In early August, scientists on the front lines of COVID-19 provided an up-to-the-minute briefing on the pandemic. Moderated by Dr. Tom Lynch, Fred Hutchinson Cancer Research Center president and director, the virtual event was conceived and planned in July when the virus was retreating and public health restrictions were easing.
"This virus continues to evolve and bring new risks, and the delta variant is the latest curveball," said Lynch, holder of the Raisbeck Endowed Chair. Instead of the original topic, he led a discussion with the panelists about variants, vaccines, and how to respond to a changing virus that is again disrupting plans to return to workplaces, schools and other activities.
Here are a few of the top messages from the wide-ranging discussion.
- "Delta has changed the pandemic for kids," said Dr. Alpana Waghmare, a pediatrician and researcher. Because it's spreading so quickly through communities, more children are getting sick, she said, but "it's not totally clear yet whether delta actually causes more severe disease in kids than other variants." Studies underway will answer that question within the next few weeks, she said, and clinical trials of vaccines for kids under 12 are moving as quickly as possible.

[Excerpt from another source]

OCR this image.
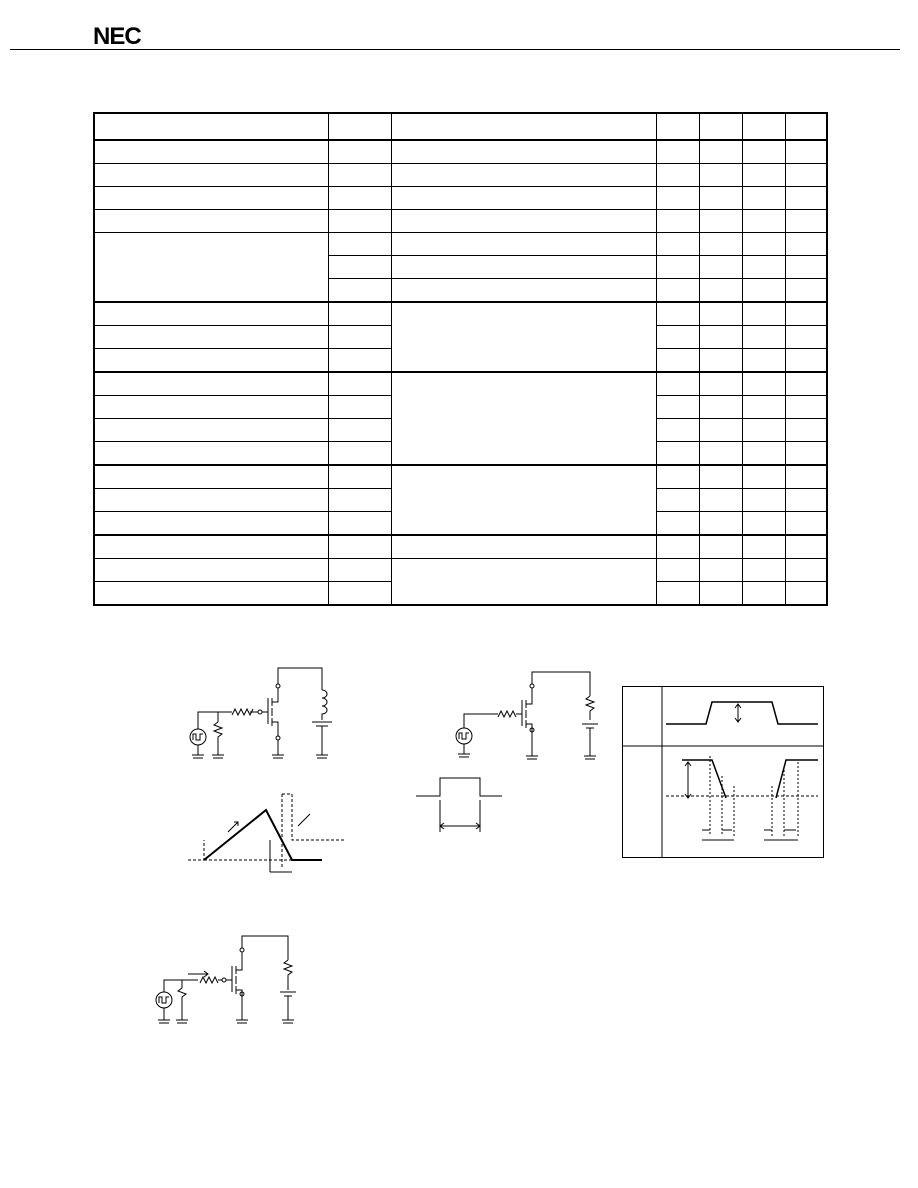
NEC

- Not all cancer patients and survivors mount a robust antibody response to vaccines — but vaccination can still protect them against severe disease by triggering other aspects of the immune system, said Dr. Joshua Hill, a physician-scientist who is leading a national study of vaccines in patients undergoing blood stem cell transplantation and CAR T-cell therapy.

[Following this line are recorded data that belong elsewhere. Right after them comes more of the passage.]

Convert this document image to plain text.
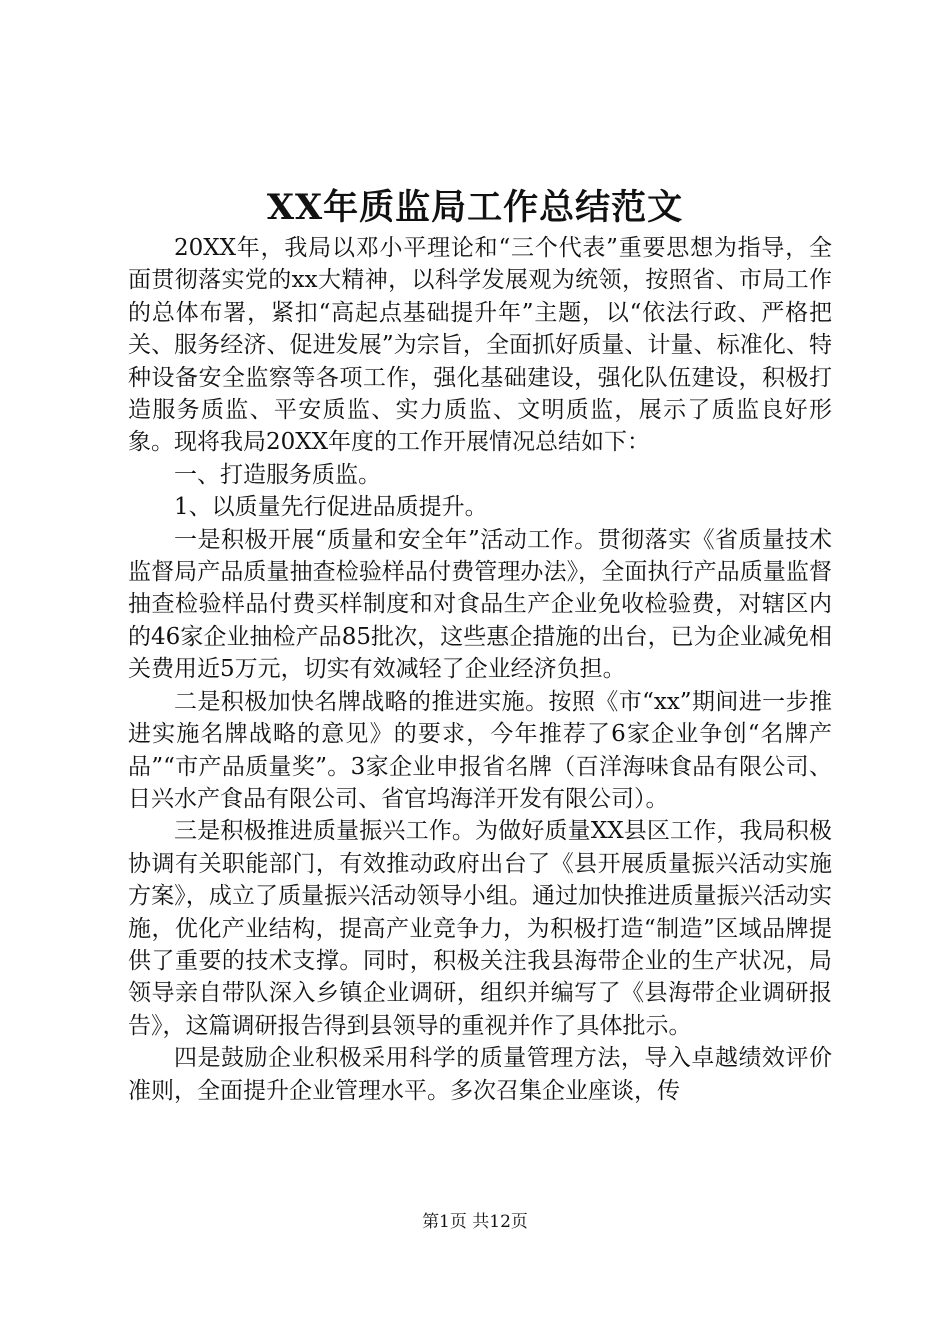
XX年质监局工作总结范文

20XX年，我局以邓小平理论和“三个代表”重要思想为指导，全面贯彻落实党的xx大精神，以科学发展观为统领，按照省、市局工作的总体布署，紧扣“高起点基础提升年”主题，以“依法行政、严格把关、服务经济、促进发展”为宗旨，全面抓好质量、计量、标准化、特种设备安全监察等各项工作，强化基础建设，强化队伍建设，积极打造服务质监、平安质监、实力质监、文明质监，展示了质监良好形象。现将我局20XX年度的工作开展情况总结如下：

一、打造服务质监。

1、以质量先行促进品质提升。

一是积极开展“质量和安全年”活动工作。贯彻落实《省质量技术监督局产品质量抽查检验样品付费管理办法》，全面执行产品质量监督抽查检验样品付费买样制度和对食品生产企业免收检验费，对辖区内的46家企业抽检产品85批次，这些惠企措施的出台，已为企业减免相关费用近5万元，切实有效减轻了企业经济负担。

二是积极加快名牌战略的推进实施。按照《市“xx”期间进一步推进实施名牌战略的意见》的要求，今年推荐了6家企业争创“名牌产品”“市产品质量奖”。3家企业申报省名牌（百洋海味食品有限公司、日兴水产食品有限公司、省官坞海洋开发有限公司）。

三是积极推进质量振兴工作。为做好质量XX县区工作，我局积极协调有关职能部门，有效推动政府出台了《县开展质量振兴活动实施方案》，成立了质量振兴活动领导小组。通过加快推进质量振兴活动实施，优化产业结构，提高产业竞争力，为积极打造“制造”区域品牌提供了重要的技术支撑。同时，积极关注我县海带企业的生产状况，局领导亲自带队深入乡镇企业调研，组织并编写了《县海带企业调研报告》，这篇调研报告得到县领导的重视并作了具体批示。

四是鼓励企业积极采用科学的质量管理方法，导入卓越绩效评价准则，全面提升企业管理水平。多次召集企业座谈，传

第1页 共12页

- While healthy people who are fully vaccinated are experiencing more breakthrough infections with the delta variant, "the vaccines are still extremely effective in preventing hospitalization and death," noted Hill.

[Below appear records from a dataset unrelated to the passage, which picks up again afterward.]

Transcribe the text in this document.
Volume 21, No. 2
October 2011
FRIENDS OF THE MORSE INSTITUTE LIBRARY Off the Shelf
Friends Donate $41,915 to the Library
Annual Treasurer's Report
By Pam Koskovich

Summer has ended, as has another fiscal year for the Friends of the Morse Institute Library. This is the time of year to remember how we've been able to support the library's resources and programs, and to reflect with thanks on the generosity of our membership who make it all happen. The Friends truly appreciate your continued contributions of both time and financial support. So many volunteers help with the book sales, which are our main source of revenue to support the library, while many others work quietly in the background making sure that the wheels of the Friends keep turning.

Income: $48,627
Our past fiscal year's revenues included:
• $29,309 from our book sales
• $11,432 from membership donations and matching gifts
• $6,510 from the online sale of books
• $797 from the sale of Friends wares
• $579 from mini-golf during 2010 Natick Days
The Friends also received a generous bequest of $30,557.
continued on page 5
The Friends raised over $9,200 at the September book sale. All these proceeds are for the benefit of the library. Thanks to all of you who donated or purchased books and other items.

- Dr. Trevor Bedford, a leading expert on the virus’s evolution, predicts that in the future we'll need annual vaccinations against COVID-19 variants to reduce illness and death, just as we do now for seasonal flu. "The virus won't be an existential threat," he said, "but something that demands a consistent public health resolve to deal with."
- Finally, Waghmare noted, "Change is an inherent part of this pandemic, and we need to keep following the science."
More than 20% of Hutch researchers are working on projects related to COVID-19. They are seeking to understand its spread, develop vaccines and treatments, and uncover how the virus attacks our immune systems.